What about the foam mats you can get almost everywhere, that are 2x2? You would ideally have to put a grate or something down under them for the water to drain, but they'd be comfy, easy to clean and cheap to replace as needed.

I used to have a wood 'base' that sat inside the crates, with the blue camping foam glued on, same idea, worked great, but as the foam wore you'd have to scrape the whole thing down and reglue, messy!


----------



## RedDogs (Jan 30, 2010)

We have friends with stall matting from a farm supply store... they cut it to crate size and inserted. VERY heavy but FABULOUS traction, cleanable, waterproof, etc. That sort of thing is in the van I'm driving now and I -love- it.


----------



## hotel4dogs (Sep 29, 2008)

A lot of the field people around here use the orange "anti-fatigue" matting that's got holes in it, you can cut it to fit, and it's pretty cheap. I hear you can get it at costco.
try this link
Costco - Crown 36" x 60 "Anti-Fatigue Rubber Mat Black

but I've seen it in orange.


----------



## IowaGold (Nov 3, 2009)

RedDogs said:


> We have friends with stall matting from a farm supply store... they cut it to crate size and inserted. VERY heavy but FABULOUS traction, cleanable, waterproof, etc. That sort of thing is in the van I'm driving now and I -love- it.

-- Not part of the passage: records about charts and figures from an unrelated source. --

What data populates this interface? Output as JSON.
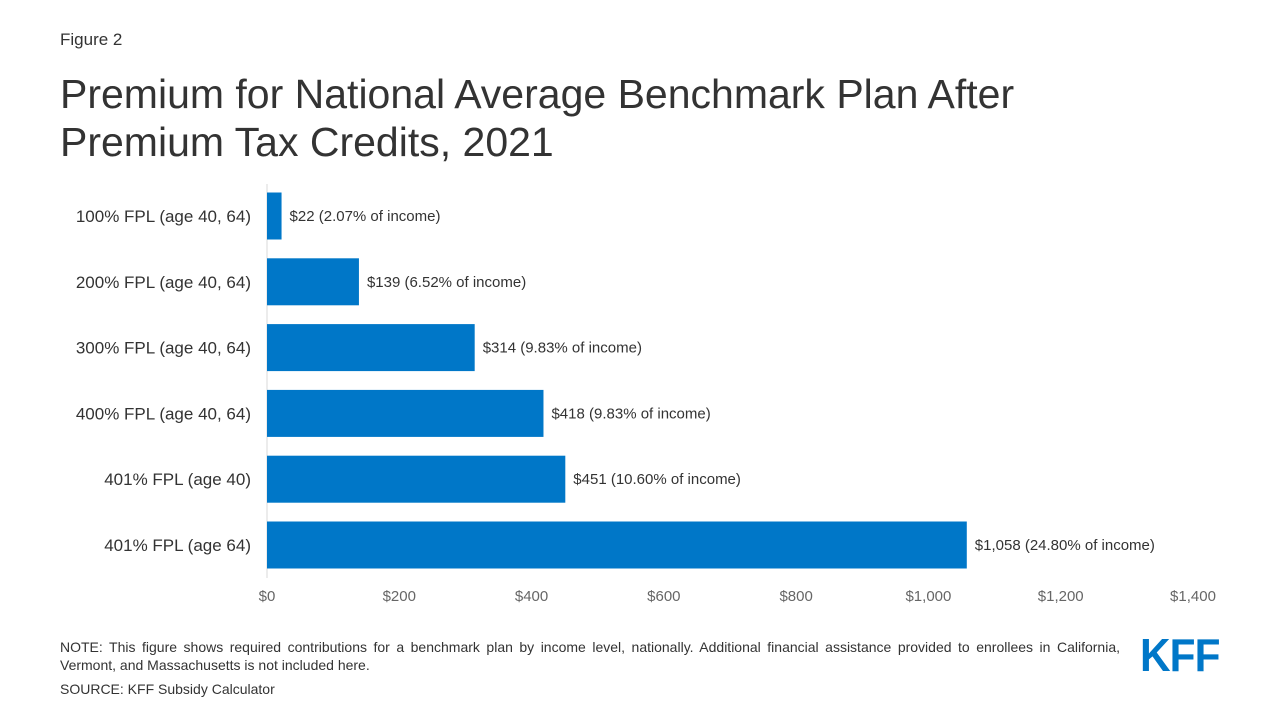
{
  "figure_label": "Figure 2",
  "note": "NOTE: This figure shows required contributions for a benchmark plan by income level, nationally. Additional financial assistance provided to enrollees in California, Vermont, and Massachusetts is not included here.",
  "source": "SOURCE: KFF Subsidy Calculator",
  "logo_text": "KFF",
  "colors": {
    "bar": "#0077c8",
    "text": "#333333",
    "tick_text": "#666666",
    "axis_line": "#d9d9d9",
    "logo": "#0077c8"
  },
  "chart_data": {
    "type": "bar",
    "orientation": "horizontal",
    "title": "Premium for National Average Benchmark Plan After Premium Tax Credits, 2021",
    "xlabel": "",
    "ylabel": "",
    "categories": [
      "100% FPL (age 40, 64)",
      "200% FPL (age 40, 64)",
      "300% FPL (age 40, 64)",
      "400% FPL (age 40, 64)",
      "401% FPL (age 40)",
      "401% FPL (age 64)"
    ],
    "values": [
      22,
      139,
      314,
      418,
      451,
      1058
    ],
    "data_labels": [
      "$22 (2.07% of income)",
      "$139 (6.52% of income)",
      "$314 (9.83% of income)",
      "$418 (9.83% of income)",
      "$451 (10.60% of income)",
      "$1,058 (24.80% of income)"
    ],
    "xlim": [
      0,
      1400
    ],
    "x_ticks": [
      0,
      200,
      400,
      600,
      800,
      1000,
      1200,
      1400
    ],
    "x_tick_labels": [
      "$0",
      "$200",
      "$400",
      "$600",
      "$800",
      "$1,000",
      "$1,200",
      "$1,400"
    ],
    "grid": false,
    "legend": "none"
  }
}
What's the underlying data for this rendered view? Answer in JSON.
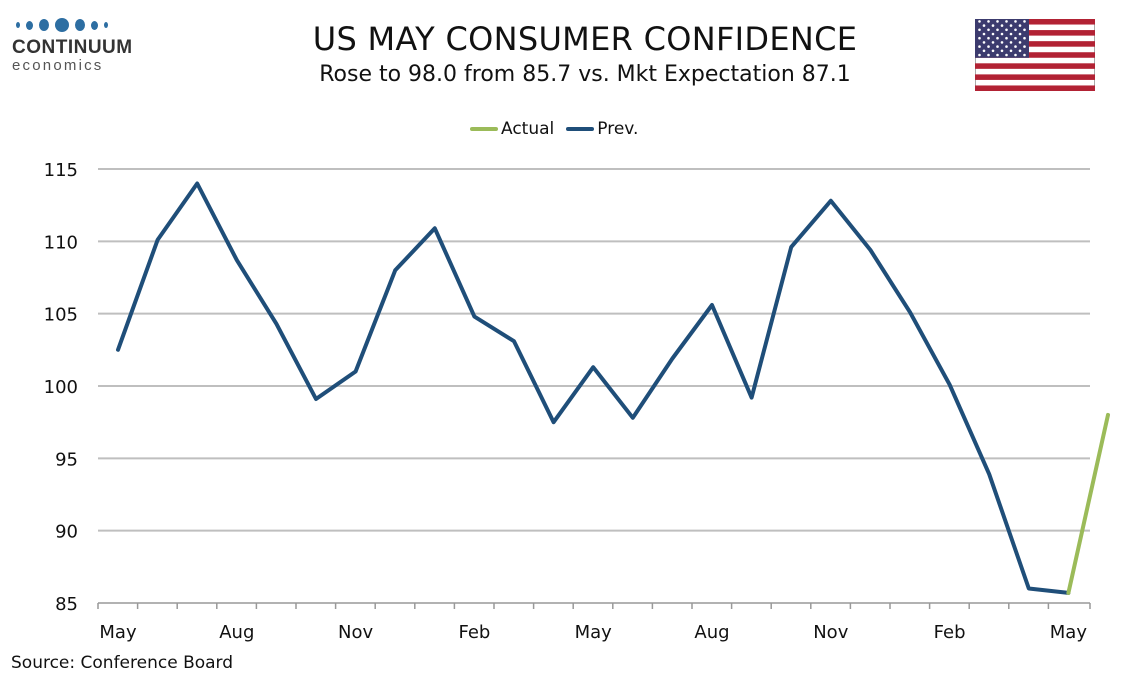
{
  "logo": {
    "word": "CONTINUUM",
    "sub": "economics"
  },
  "header": {
    "title": "US MAY CONSUMER CONFIDENCE",
    "subtitle": "Rose to 98.0 from 85.7 vs. Mkt Expectation 87.1"
  },
  "source": "Source: Conference Board",
  "colors": {
    "actual": "#9bbb59",
    "prev": "#1f4e79",
    "grid": "#bfbfbf",
    "flag_red": "#b22234",
    "flag_blue": "#3c3b6e"
  },
  "chart_data": {
    "type": "line",
    "title": "US MAY CONSUMER CONFIDENCE",
    "subtitle": "Rose to 98.0 from 85.7 vs. Mkt Expectation 87.1",
    "xlabel": "",
    "ylabel": "",
    "ylim": [
      85,
      115
    ],
    "yticks": [
      85,
      90,
      95,
      100,
      105,
      110,
      115
    ],
    "x_tick_labels": [
      "May",
      "Aug",
      "Nov",
      "Feb",
      "May",
      "Aug",
      "Nov",
      "Feb",
      "May"
    ],
    "grid": "horizontal",
    "legend_position": "top-center",
    "series": [
      {
        "name": "Actual",
        "color": "#9bbb59",
        "x_index": [
          24,
          25
        ],
        "values": [
          85.7,
          98.0
        ]
      },
      {
        "name": "Prev.",
        "color": "#1f4e79",
        "x_index": [
          0,
          1,
          2,
          3,
          4,
          5,
          6,
          7,
          8,
          9,
          10,
          11,
          12,
          13,
          14,
          15,
          16,
          17,
          18,
          19,
          20,
          21,
          22,
          23,
          24
        ],
        "values": [
          102.5,
          110.1,
          114.0,
          108.7,
          104.3,
          99.1,
          101.0,
          108.0,
          110.9,
          104.8,
          103.1,
          97.5,
          101.3,
          97.8,
          101.9,
          105.6,
          99.2,
          109.6,
          112.8,
          109.4,
          105.1,
          100.1,
          93.9,
          86.0,
          85.7
        ]
      }
    ]
  }
}
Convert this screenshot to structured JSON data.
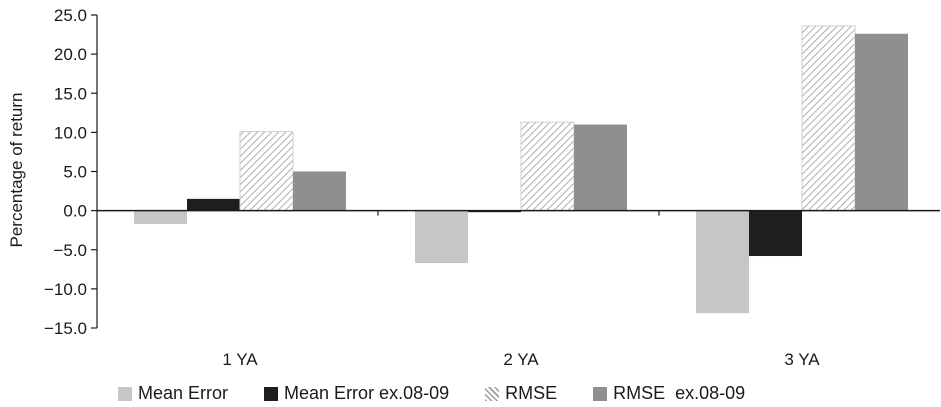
{
  "chart_data": {
    "type": "bar",
    "ylabel": "Percentage of return",
    "xlabel": "",
    "ylim": [
      -15.0,
      25.0
    ],
    "yticks": [
      "25.0",
      "20.0",
      "15.0",
      "10.0",
      "5.0",
      "0.0",
      "-5.0",
      "-10.0",
      "-15.0"
    ],
    "categories": [
      "1 YA",
      "2 YA",
      "3 YA"
    ],
    "series": [
      {
        "name": "Mean Error",
        "values": [
          -1.7,
          -6.7,
          -13.1
        ],
        "color": "#c6c6c6",
        "pattern": "solid"
      },
      {
        "name": "Mean Error ex.08-09",
        "values": [
          1.5,
          -0.2,
          -5.8
        ],
        "color": "#1e1e1e",
        "pattern": "solid"
      },
      {
        "name": "RMSE",
        "values": [
          10.1,
          11.3,
          23.6
        ],
        "color": "#ffffff",
        "pattern": "hatch"
      },
      {
        "name": "RMSE  ex.08-09",
        "values": [
          5.0,
          11.0,
          22.6
        ],
        "color": "#8f8f8f",
        "pattern": "solid"
      }
    ],
    "grid": false,
    "legend_position": "bottom"
  }
}
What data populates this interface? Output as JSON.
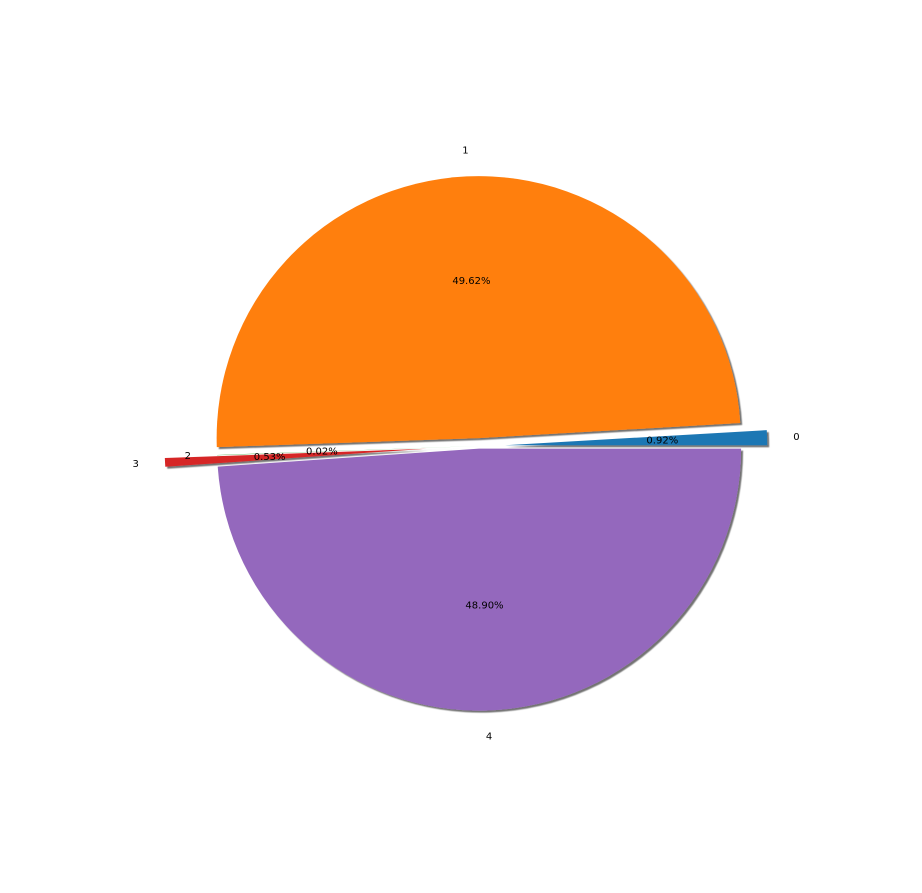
{
  "chart_data": {
    "type": "pie",
    "title": "",
    "categories": [
      "0",
      "1",
      "2",
      "3",
      "4"
    ],
    "values": [
      0.92,
      49.62,
      0.02,
      0.53,
      48.9
    ],
    "percent_labels": [
      "0.92%",
      "49.62%",
      "0.02%",
      "0.53%",
      "48.90%"
    ],
    "explode": [
      0.1,
      0.03,
      0.0,
      0.2,
      0.01
    ],
    "colors": [
      "#1f77b4",
      "#ff7f0e",
      "#2ca02c",
      "#d62728",
      "#9467bd"
    ],
    "start_angle_deg": 0,
    "direction": "counterclockwise",
    "shadow": true,
    "legend": "none"
  }
}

I use livestock matting. I didn't get the super thick horse stall mats; I got the 1/4" (I think) stuff and cut it to fit my crates. One mat made enough smaller mats to fit 3 36" crates and 1 42" crate. It cost about $30 IIRC.

I have some friends with Primo Pads. They are super nice, but a bit pricey.


----------



## sammydog (Aug 23, 2008)

I buy that rubber floor matting from Home Depot and then cut it to shape. I think it cost about $20. I can put a soft bed on top, but take it off when field training.

This is what I Have
Buffalo Tools Anti-Fatigue Rubber Mat Flat 3 Ft. by 5 Ft. - RMAT35 at The Home Depot


----------



## sammydog (Aug 23, 2008)

hotel4dogs said:


> A lot of the field people around here use the orange "anti-fatigue" matting that's got holes in it, you can cut it to fit, and it's pretty cheap. I hear you can get it at costco.
> try this link
> Costco - Crown 36" x 60 "Anti-Fatigue Rubber Mat Black
> 
> but I've seen it in orange.


This is pretty much exactly what I have, works great! Mira does try and chew it on occasion, when I am training Barley, so I need to take it out.


----------



## kgiff (Jul 21, 2008)

I've been looking at Primo Pads. Right now I have the fatigue mats (not the ones with the holes, but the cushy, foam-like ones) cut down to size, but my young one has dug a hole in his, so I'm looking for something to replace it.


----------



## GoldenSail (Dec 30, 2008)

Well, the saddle shop I went to did not have stall matting, so I ended up at Home Depot. I looked at the anti-fatigue matting but eventually decided on---and outdoor door mat! So far it works great,has a little design on it too.


----------